Geisel School of Medicine at Dartmouth, Hanover, NH, USA.
Department of Neurology, Dartmouth Health, Lebanon, NH, USA.
BMC Neurol. 2024 Aug 3;24(1):272. doi: 10.1186/s12883-024-03760-7.
Despite the frequent diagnostic delays of rare neurologic diseases (RND), it remains difficult to study RNDs and their comorbidities due to their rarity and hence the statistical underpowering. Affecting one to two in a million annually, stiff person syndrome (SPS) is an RND characterized by painful muscle spasms and rigidity. Leveraging underutilized electronic health records (EHR), this study showcased a machine-learning-based framework to identify clinical features that optimally characterize the diagnosis of SPS.
A machine-learning-based feature selection approach was employed on 319 items from the past medical histories of 48 individuals (23 with a diagnosis of SPS and 25 controls) with elevated serum autoantibodies against glutamic-acid-decarboxylase-65 (anti-GAD65) in Dartmouth Health's EHR to determine features with the highest discriminatory power. Each iteration of the algorithm implemented a Support Vector Machine (SVM) model, generating importance scores-SHapley Additive exPlanation (SHAP) values-for each feature and removing one with the least salient. Evaluation metrics were calculated through repeated stratified cross-validation.
Depression, hypothyroidism, GERD, and joint pain were the most characteristic features of SPS. Utilizing these features, the SVM model attained precision of 0.817 (95% CI 0.795-0.840), sensitivity of 0.766 (95% CI 0.743-0.790), F-score of 0.761 (95% CI 0.744-0.778), AUC of 0.808 (95% CI 0.791-0.825), and accuracy of 0.775 (95% CI 0.759-0.790).
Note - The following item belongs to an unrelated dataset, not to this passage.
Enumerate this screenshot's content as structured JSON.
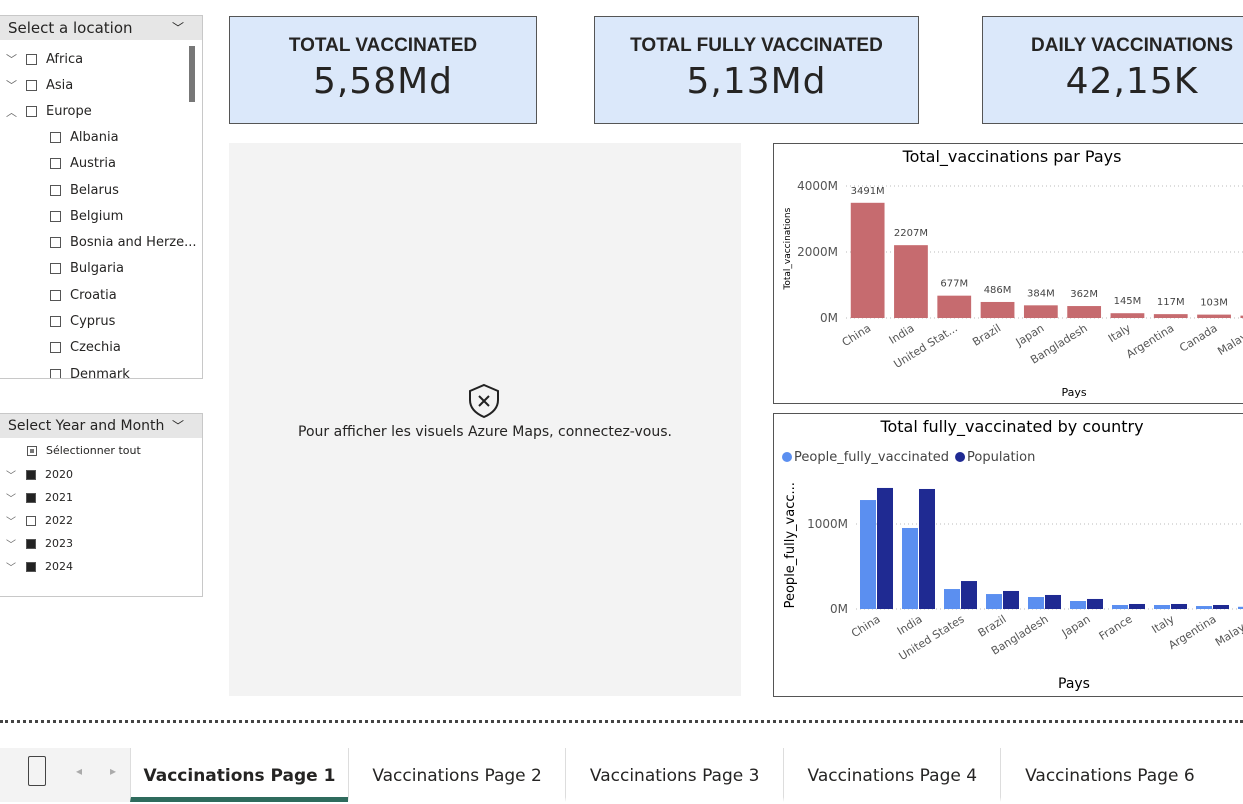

This framework discerned features that, with further research, may help fully characterize the pathologic mechanism of SPS: depression, hypothyroidism, and GERD may respectively represent comorbidities through common inflammatory, genetic, and dysautonomic links. This methodology could address diagnostic challenges in neurology by uncovering latent associations and generating hypotheses for RNDs.
尽管罕见神经疾病(RND)的诊断常常存在延迟,但由于其罕见性,统计数据的效力不足,因此仍然难以研究 RND 及其合并症。僵硬人综合征(SPS)每年影响一百万分之一到两百万分之一,是一种以疼痛性肌肉痉挛和僵硬为特征的 RND。本研究利用未充分利用的电子健康记录(EHR),展示了一种基于机器学习的框架,用于识别最佳表征 SPS 诊断的临床特征。
在达特茅斯健康 EHR 中,对过去病史中的 319 项内容(48 名个体,其中 23 名被诊断为 SPS,25 名对照)进行基于机器学习的特征选择方法,这些个体的血清谷氨酸脱羧酶 65 自身抗体(抗-GAD65)水平升高,以确定具有最高判别力的特征。算法的每一次迭代都生成一个支持向量机(SVM)模型,为每个特征生成重要性评分-SHapley Additive exPlanation(SHAP)值,并删除一个最不重要的特征。通过重复分层交叉验证计算评估指标。
抑郁、甲状腺功能减退、胃食管反流病和关节痛是 SPS 最具特征性的特征。利用这些特征,SVM 模型的精度为 0.817(95%CI 0.795-0.840),敏感性为 0.766(95%CI 0.743-0.790),F 分数为 0.761(95%CI 0.744-0.778),AUC 为 0.808(95%CI 0.791-0.825),准确率为 0.775(95%CI 0.759-0.790)。
该框架辨别出的特征,经过进一步研究,可能有助于全面表征 SPS 的病理机制:抑郁、甲状腺功能减退和胃食管反流病可能分别通过共同的炎症、遗传和自主神经紊乱联系代表合并症。这种方法可以通过揭示潜在的关联并为 RND 生成假说,来解决神经科的诊断挑战。